Anche l’aumento di pena applicato per la continuazione tra i due reati è stato ritenuto correttamente giustificato. I giudici di merito avevano infatti valorizzato ‘il contesto fortemente minaccioso nei confronti dei pubblici ufficiali, nel quale era detenuto il coltello’, dimostrando di aver ponderato adeguatamente tutte le circostanze del caso.
Le Conclusioni
L’ordinanza in esame riafferma con chiarezza che l’appello alla Corte di Cassazione per una presunta ingiustizia della pena ha margini di successo molto ristretti. Per ottenere un annullamento, non è sufficiente sostenere che una pena più mite sarebbe stata più adeguata; è necessario dimostrare che il giudice di merito ha esercitato il suo potere discrezionale in modo palesemente irragionevole o senza una motivazione adeguata. La decisione conferma, quindi, la centralità e l’autonomia del giudizio di merito nella delicata fase della commisurazione della pena, a patto che sia sorretto da una motivazione logica e coerente con i principi normativi.

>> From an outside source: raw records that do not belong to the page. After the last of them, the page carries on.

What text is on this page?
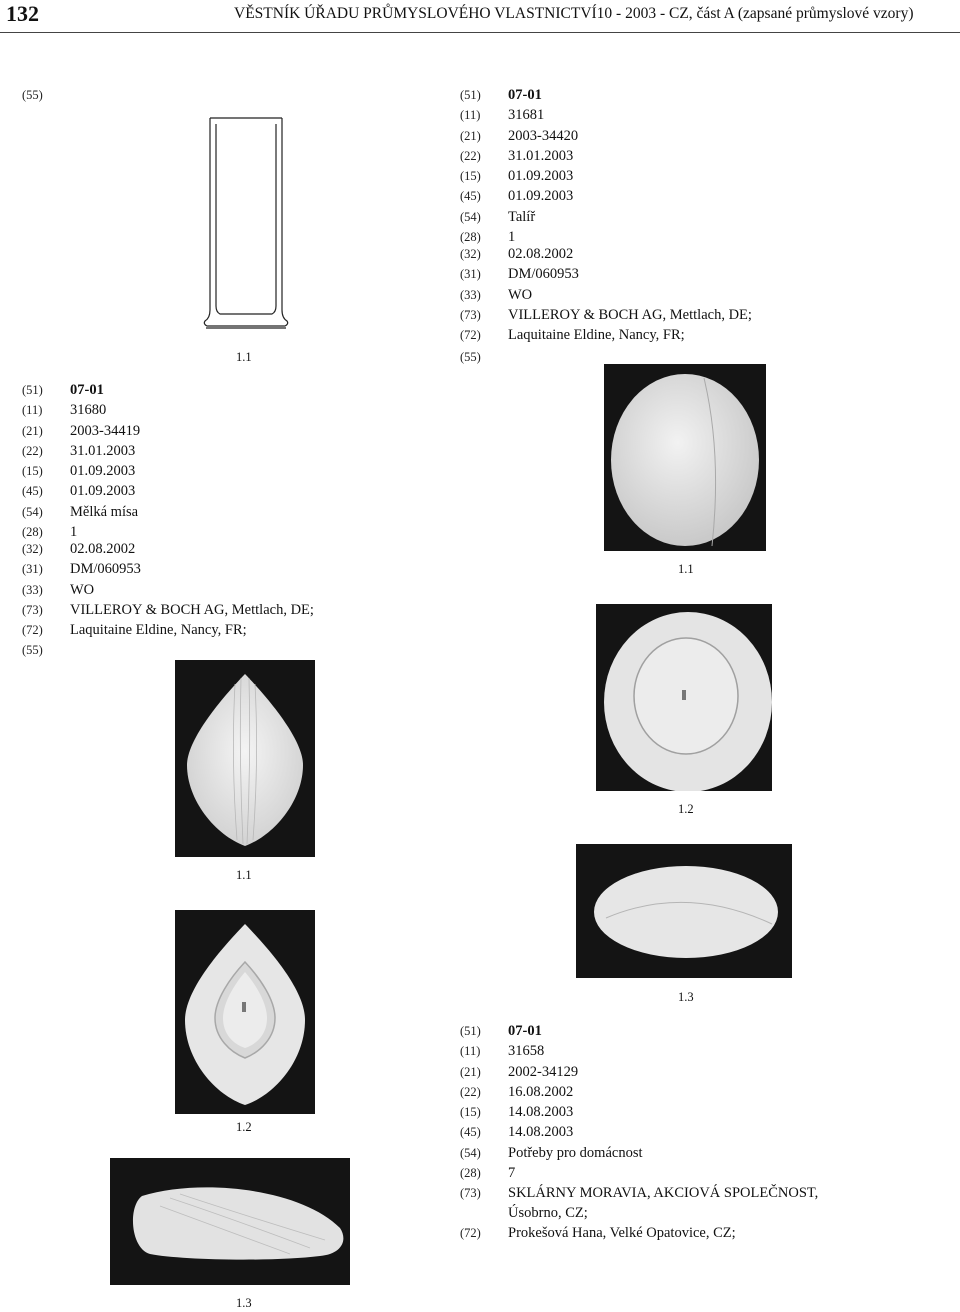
132	VĚSTNÍK ÚŘADU PRŮMYSLOVÉHO VLASTNICTVÍ10 - 2003 - CZ, část A (zapsané průmyslové vzory)
(55)
1.1
(51) 07-01
(11) 31680
(21) 2003-34419
(22) 31.01.2003
(15) 01.09.2003
(45) 01.09.2003
(54) Mělká mísa
(28) 1
(32) 02.08.2002
(31) DM/060953
(33) WO
(73) VILLEROY & BOCH AG, Mettlach, DE;
(72) Laquitaine Eldine, Nancy, FR;
(55)
1.1
1.2
1.3
(51) 07-01
(11) 31681
(21) 2003-34420
(22) 31.01.2003
(15) 01.09.2003
(45) 01.09.2003
(54) Talíř
(28) 1
(32) 02.08.2002
(31) DM/060953
(33) WO
(73) VILLEROY & BOCH AG, Mettlach, DE;
(72) Laquitaine Eldine, Nancy, FR;
(55)
1.1
1.2
1.3
(51) 07-01
(11) 31658
(21) 2002-34129
(22) 16.08.2002
(15) 14.08.2003
(45) 14.08.2003
(54) Potřeby pro domácnost
(28) 7
(73) SKLÁRNY MORAVIA, AKCIOVÁ SPOLEČNOST,
Úsobrno, CZ;
(72) Prokešová Hana, Velké Opatovice, CZ;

È possibile contestare in Cassazione la quantità della pena decisa dal giudice?
No, non è possibile chiedere alla Corte di Cassazione una nuova valutazione sulla congruità della pena, a meno che la decisione del giudice di merito non sia frutto di mero arbitrio o di un ragionamento palesemente illogico.
Quali criteri deve seguire il giudice nel determinare la pena?
Il giudice deve esercitare la sua discrezionalità seguendo i principi stabiliti dagli articoli 132 e 133 del codice penale, che includono la valutazione della gravità del reato e della capacità a delinquere del colpevole.
Perché il ricorso in questo specifico caso è stato dichiarato inammissibile?
Il ricorso è stato dichiarato inammissibile perché la pena inflitta era vicina al minimo previsto dalla legge e la sentenza aveva fornito una motivazione adeguata e logica sia sulla gravità del fatto sia sull’aumento per la continuazione tra i reati, escludendo così ogni vizio di arbitrarietà.